Well, before we drag our family, friends, and neighbors to watch the movie Kirk Cameron’s Saving Christmas, I would like to propose another idea. Actually, it’s not my idea, but I like it.
Rodney Clapp, a Christian author and editor, says that we should “Let the pagans have the holiday.” He writes:
We have worried about Christmas too much. Christians in an indifferent and even hostile society need to learn cultural jujitsu–to sometimes let the culture push at points where it wants to, and there collapse of its own momentum. This is especially important in our cultural situation, where resistance is so easily itself turned into marketable commodity. T-shirts and bumper stickers proclaiming “Jesus Is the Reason for the Season” make the message itself into a consumer item.
Clapp does not suggest that we as Christians stop celebrating Christmas. But he wants us to put Christmas in the proper perspective. For Clapp, it is Easter that should be returned to greater prominence within the Christian calendar. “The Christian calendar,” writes Clapp, “like the gospel narrative, builds toward and pivots around the focal events of Christ’s passion and Easter. Recognizing the liturgical year is a large step toward seeing Easter as the main Christian holiday.”
It is Easter, the cross and resurrection, in which we see ourselves in need of salvation. Though spreading Christmas cheer is a wonderful thing, speaking of the crucified Messiah is another thing altogether. The cross speaks of our need to be rescued and the lengths to which God goes to do so. Our salvation, no doubt, involves the Christmas story. However, we must take heed lest we, though worrying about our culture taking Christ out of Christmas, place the cross on the periphery of the gospel story.
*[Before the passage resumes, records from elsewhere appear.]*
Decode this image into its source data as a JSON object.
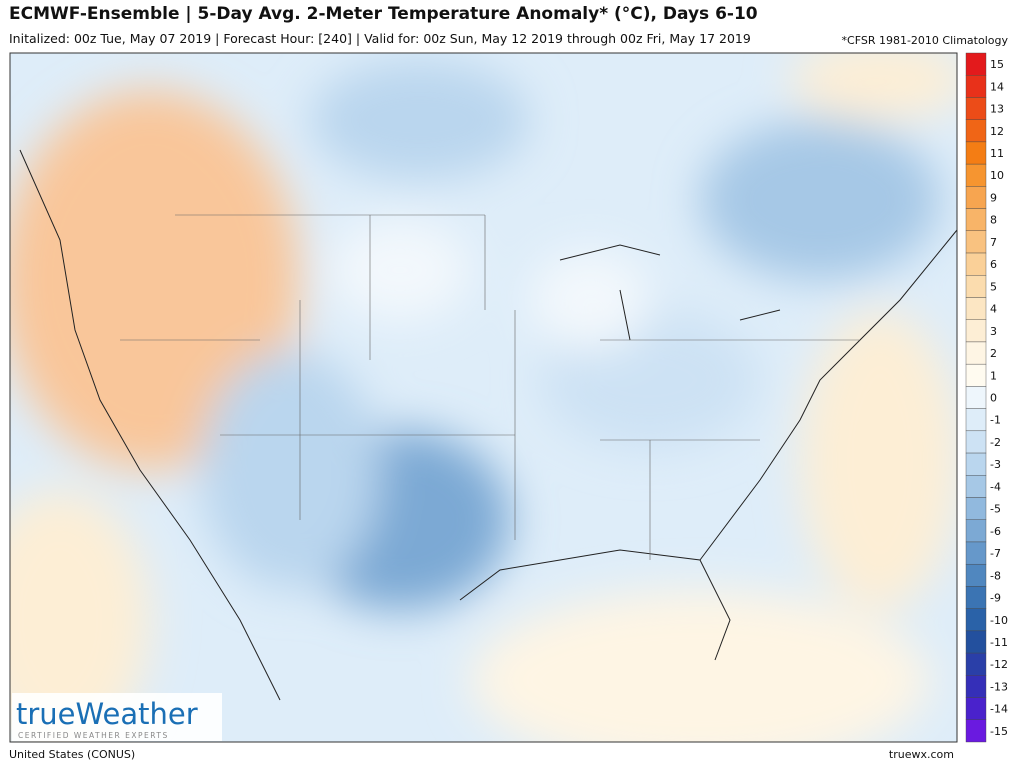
{
  "header": {
    "title": "ECMWF-Ensemble | 5-Day Avg. 2-Meter Temperature Anomaly* (°C), Days 6-10",
    "subtitle": "Initalized: 00z Tue, May 07 2019  |  Forecast Hour: [240]  |  Valid for: 00z Sun, May 12 2019 through 00z Fri, May 17 2019",
    "note": "*CFSR 1981-2010 Climatology"
  },
  "logo": {
    "name": "trueWeather",
    "tagline": "CERTIFIED WEATHER EXPERTS"
  },
  "colorbar": {
    "labels": [
      15,
      14,
      13,
      12,
      11,
      10,
      9,
      8,
      7,
      6,
      5,
      4,
      3,
      2,
      1,
      0,
      -1,
      -2,
      -3,
      -4,
      -5,
      -6,
      -7,
      -8,
      -9,
      -10,
      -11,
      -12,
      -13,
      -14,
      -15
    ],
    "colors": [
      "#e31a1c",
      "#e8311a",
      "#ec4c18",
      "#f06516",
      "#f47d14",
      "#f69530",
      "#f7a550",
      "#f8b468",
      "#f9c280",
      "#fad098",
      "#fbdcae",
      "#fce6c3",
      "#fdeed5",
      "#fef5e4",
      "#fffbf0",
      "#eef6fc",
      "#deedf9",
      "#cde2f4",
      "#bad6ee",
      "#a6c8e6",
      "#91b9de",
      "#7ca9d4",
      "#6698ca",
      "#5087bf",
      "#3b74b3",
      "#2a62a8",
      "#23509e",
      "#2a3fa8",
      "#352fb8",
      "#4a22cc",
      "#6a1ae0"
    ]
  },
  "footer": {
    "region": "United States (CONUS)",
    "site": "truewx.com"
  }
}
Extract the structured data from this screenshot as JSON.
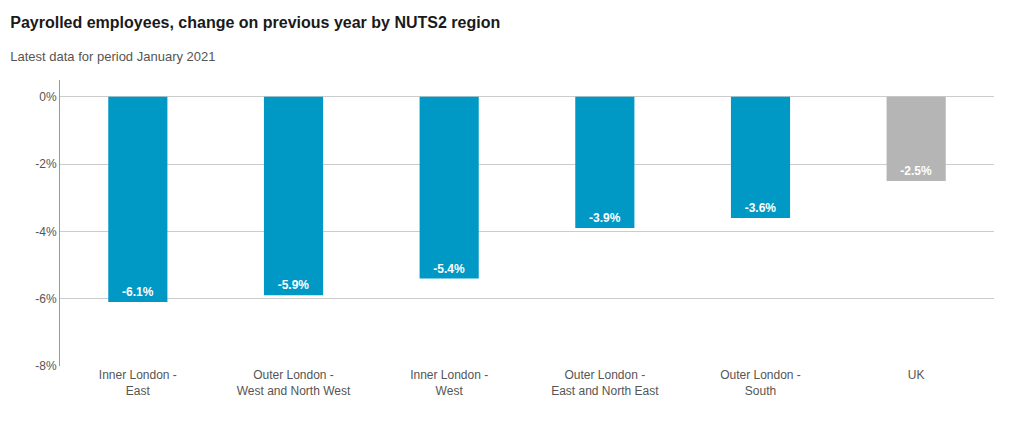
{
  "chart_data": {
    "type": "bar",
    "title": "Payrolled employees, change on previous year by NUTS2 region",
    "subtitle": "Latest data for period January 2021",
    "categories": [
      "Inner London -\nEast",
      "Outer London -\nWest and North West",
      "Inner London -\nWest",
      "Outer London -\nEast and North East",
      "Outer London -\nSouth",
      "UK"
    ],
    "values": [
      -6.1,
      -5.9,
      -5.4,
      -3.9,
      -3.6,
      -2.5
    ],
    "value_labels": [
      "-6.1%",
      "-5.9%",
      "-5.4%",
      "-3.9%",
      "-3.6%",
      "-2.5%"
    ],
    "data_labels": true,
    "colors": [
      "#0099C6",
      "#0099C6",
      "#0099C6",
      "#0099C6",
      "#0099C6",
      "#B5B5B5"
    ],
    "ylim": [
      -8,
      0.5
    ],
    "yticks": [
      {
        "value": 0,
        "label": "0%"
      },
      {
        "value": -2,
        "label": "-2%"
      },
      {
        "value": -4,
        "label": "-4%"
      },
      {
        "value": -6,
        "label": "-6%"
      },
      {
        "value": -8,
        "label": "-8%"
      }
    ],
    "grid": true
  }
}
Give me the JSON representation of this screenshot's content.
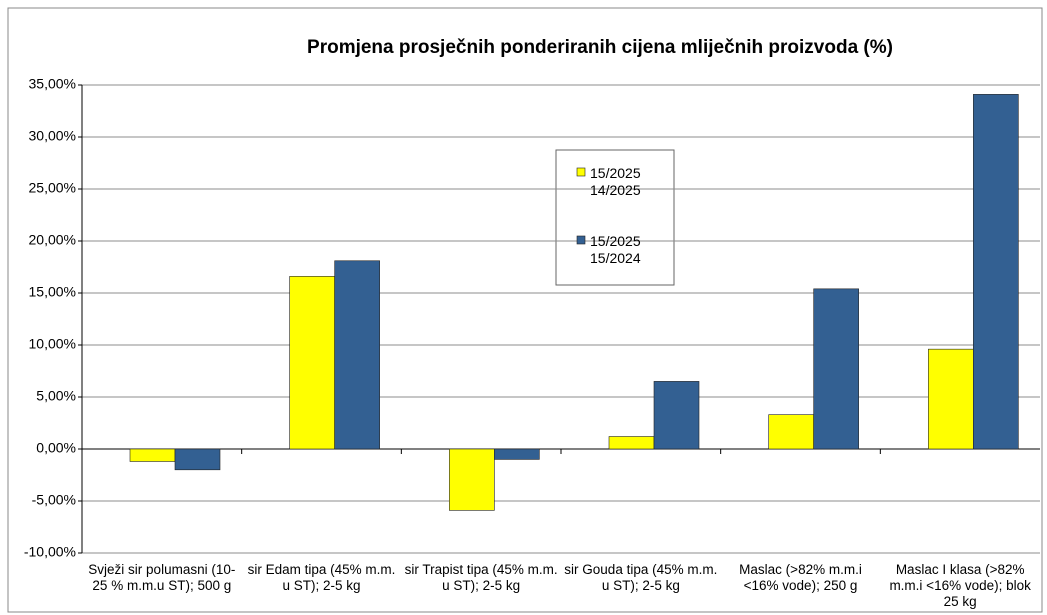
{
  "chart_data": {
    "type": "bar",
    "title": "Promjena prosječnih ponderiranih cijena mliječnih proizvoda (%)",
    "categories": [
      "Svježi sir polumasni (10-25 % m.m.u ST); 500 g",
      "sir Edam tipa (45% m.m. u ST); 2-5 kg",
      "sir Trapist tipa (45% m.m. u ST); 2-5 kg",
      "sir Gouda tipa (45% m.m. u ST); 2-5 kg",
      "Maslac (>82% m.m.i <16% vode); 250 g",
      "Maslac I klasa (>82% m.m.i <16% vode); blok 25 kg"
    ],
    "series": [
      {
        "name": "15/2025 14/2025",
        "color": "#ffff00",
        "values": [
          -1.2,
          16.6,
          -5.9,
          1.2,
          3.3,
          9.6
        ]
      },
      {
        "name": "15/2025 15/2024",
        "color": "#336092",
        "values": [
          -2.0,
          18.1,
          -1.0,
          6.5,
          15.4,
          34.1
        ]
      }
    ],
    "ylim": [
      -10,
      35
    ],
    "yticks": [
      {
        "value": -10,
        "label": "-10,00%"
      },
      {
        "value": -5,
        "label": "-5,00%"
      },
      {
        "value": 0,
        "label": "0,00%"
      },
      {
        "value": 5,
        "label": "5,00%"
      },
      {
        "value": 10,
        "label": "10,00%"
      },
      {
        "value": 15,
        "label": "15,00%"
      },
      {
        "value": 20,
        "label": "20,00%"
      },
      {
        "value": 25,
        "label": "25,00%"
      },
      {
        "value": 30,
        "label": "30,00%"
      },
      {
        "value": 35,
        "label": "35,00%"
      }
    ],
    "grid": true
  }
}
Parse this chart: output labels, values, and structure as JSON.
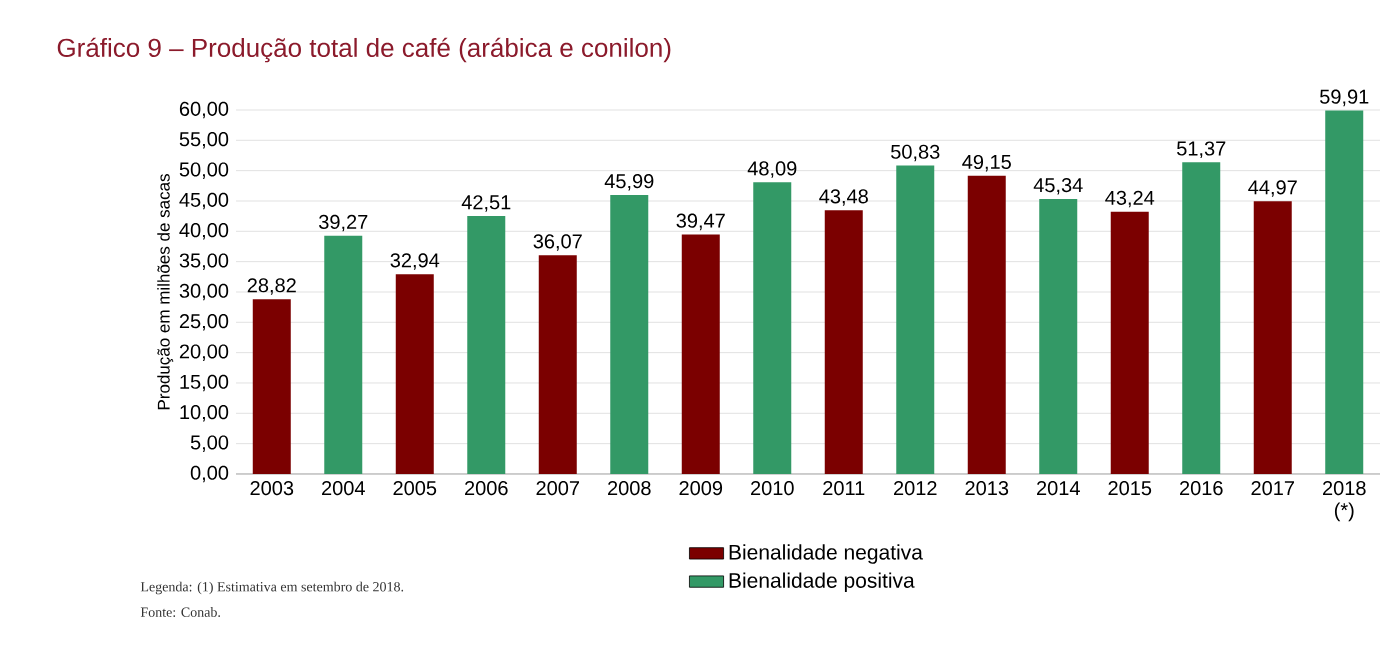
{
  "chart_data": {
    "type": "bar",
    "title": "Gráfico 9 – Produção total de café (arábica e conilon)",
    "ylabel": "Produção em milhões de sacas",
    "categories": [
      "2003",
      "2004",
      "2005",
      "2006",
      "2007",
      "2008",
      "2009",
      "2010",
      "2011",
      "2012",
      "2013",
      "2014",
      "2015",
      "2016",
      "2017",
      "2018 (*)"
    ],
    "series": [
      {
        "name": "Bienalidade negativa",
        "color": "#7b0000",
        "values": [
          28.82,
          null,
          32.94,
          null,
          36.07,
          null,
          39.47,
          null,
          43.48,
          null,
          49.15,
          null,
          43.24,
          null,
          44.97,
          null
        ],
        "value_labels": [
          "28,82",
          null,
          "32,94",
          null,
          "36,07",
          null,
          "39,47",
          null,
          "43,48",
          null,
          "49,15",
          null,
          "43,24",
          null,
          "44,97",
          null
        ]
      },
      {
        "name": "Bienalidade positiva",
        "color": "#339966",
        "values": [
          null,
          39.27,
          null,
          42.51,
          null,
          45.99,
          null,
          48.09,
          null,
          50.83,
          null,
          45.34,
          null,
          51.37,
          null,
          59.91
        ],
        "value_labels": [
          null,
          "39,27",
          null,
          "42,51",
          null,
          "45,99",
          null,
          "48,09",
          null,
          "50,83",
          null,
          "45,34",
          null,
          "51,37",
          null,
          "59,91"
        ]
      }
    ],
    "ylim": [
      0,
      60
    ],
    "yticks": [
      {
        "value": 0,
        "label": "0,00"
      },
      {
        "value": 5,
        "label": "5,00"
      },
      {
        "value": 10,
        "label": "10,00"
      },
      {
        "value": 15,
        "label": "15,00"
      },
      {
        "value": 20,
        "label": "20,00"
      },
      {
        "value": 25,
        "label": "25,00"
      },
      {
        "value": 30,
        "label": "30,00"
      },
      {
        "value": 35,
        "label": "35,00"
      },
      {
        "value": 40,
        "label": "40,00"
      },
      {
        "value": 45,
        "label": "45,00"
      },
      {
        "value": 50,
        "label": "50,00"
      },
      {
        "value": 55,
        "label": "55,00"
      },
      {
        "value": 60,
        "label": "60,00"
      }
    ],
    "grid": "y",
    "legend": "bottom",
    "annotations": [
      "Legenda: (1) Estimativa em setembro de 2018.",
      "Fonte: Conab."
    ]
  }
}
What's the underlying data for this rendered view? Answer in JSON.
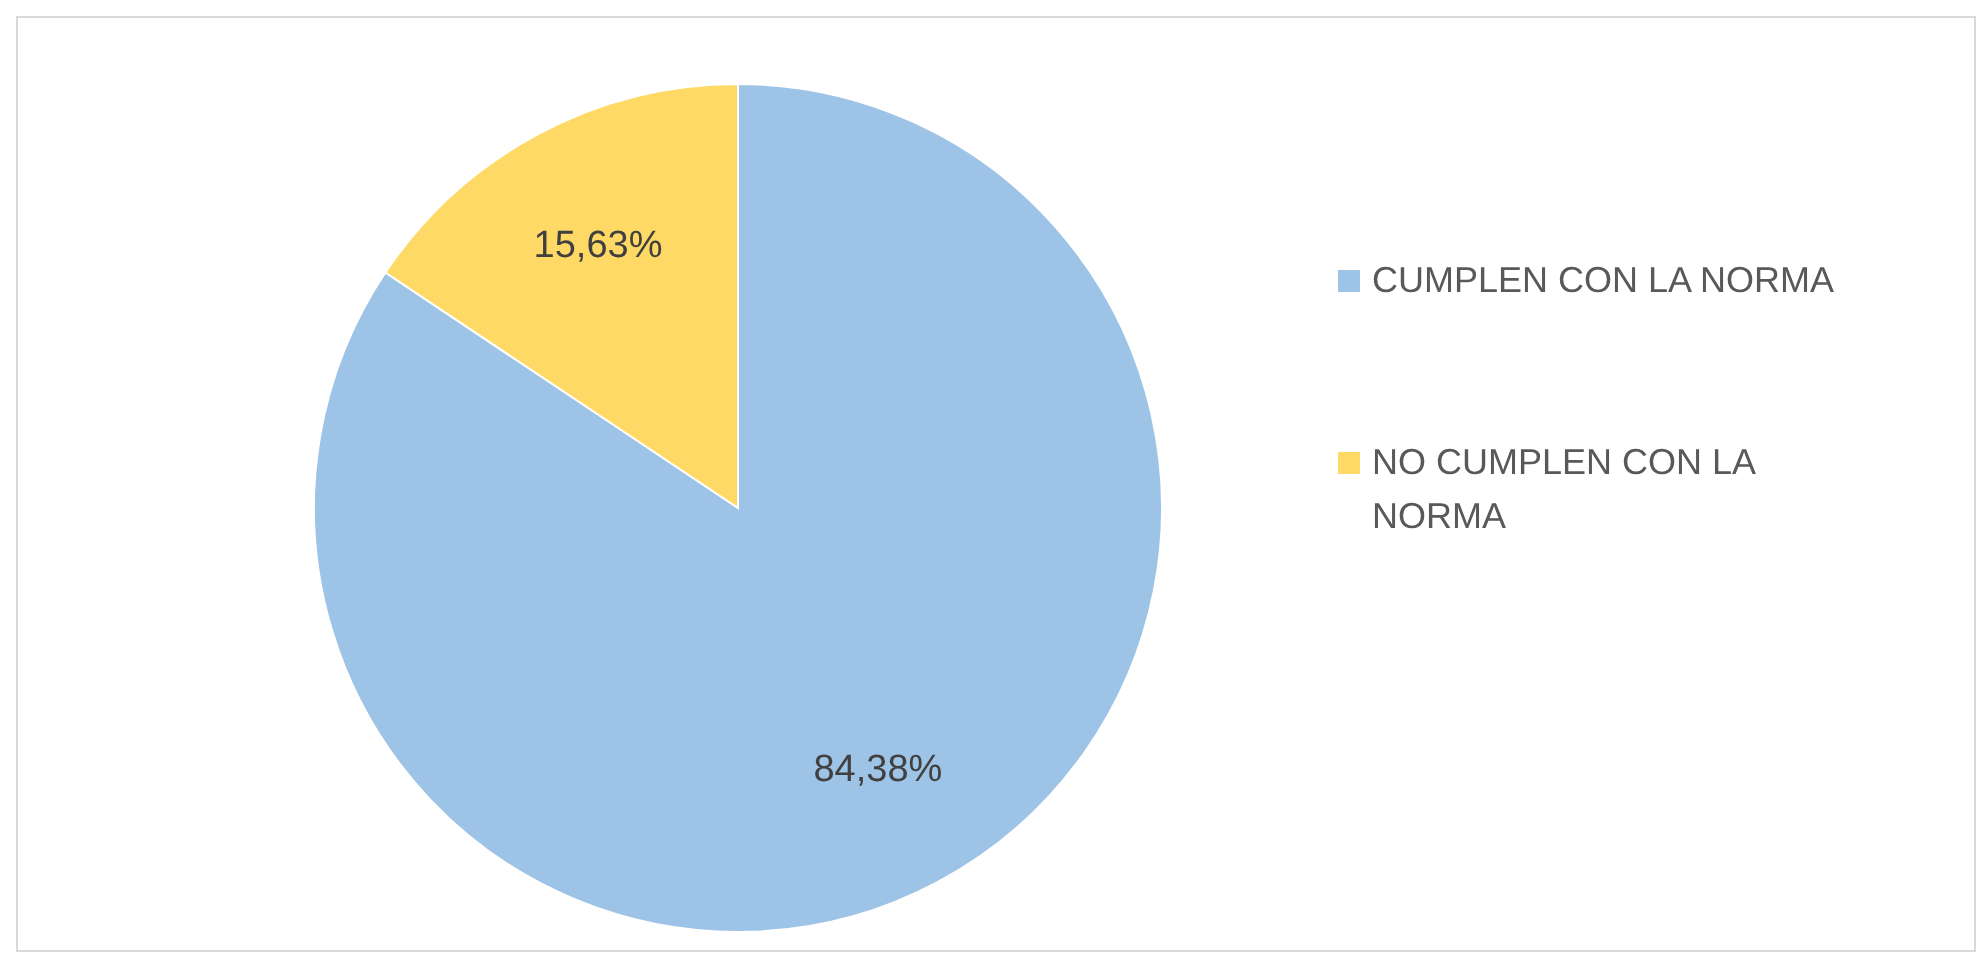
{
  "chart_data": {
    "type": "pie",
    "categories": [
      "CUMPLEN CON LA NORMA",
      "NO CUMPLEN CON LA NORMA"
    ],
    "values": [
      84.38,
      15.63
    ],
    "colors": [
      "#9dc3e6",
      "#ffd966"
    ],
    "value_labels": [
      "84,38%",
      "15,63%"
    ],
    "legend": "right"
  }
}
If we are really worried about Christ being taken out of Christmas, the we do well to place Easter at it’s proper locale within the Christian holidays. “It is only as we reclaim Easter”, suggests Clapp, “that Christians may best reclaim Christmas.” Therefore, “let the pagans have Christmas as their most significant holiday. Easter is the central Christian holiday. And when we are known for our Easter, then we will have our Christmas back.”
Sounds like a good idea to me! Have a Merry Christmas and a Happy Easter!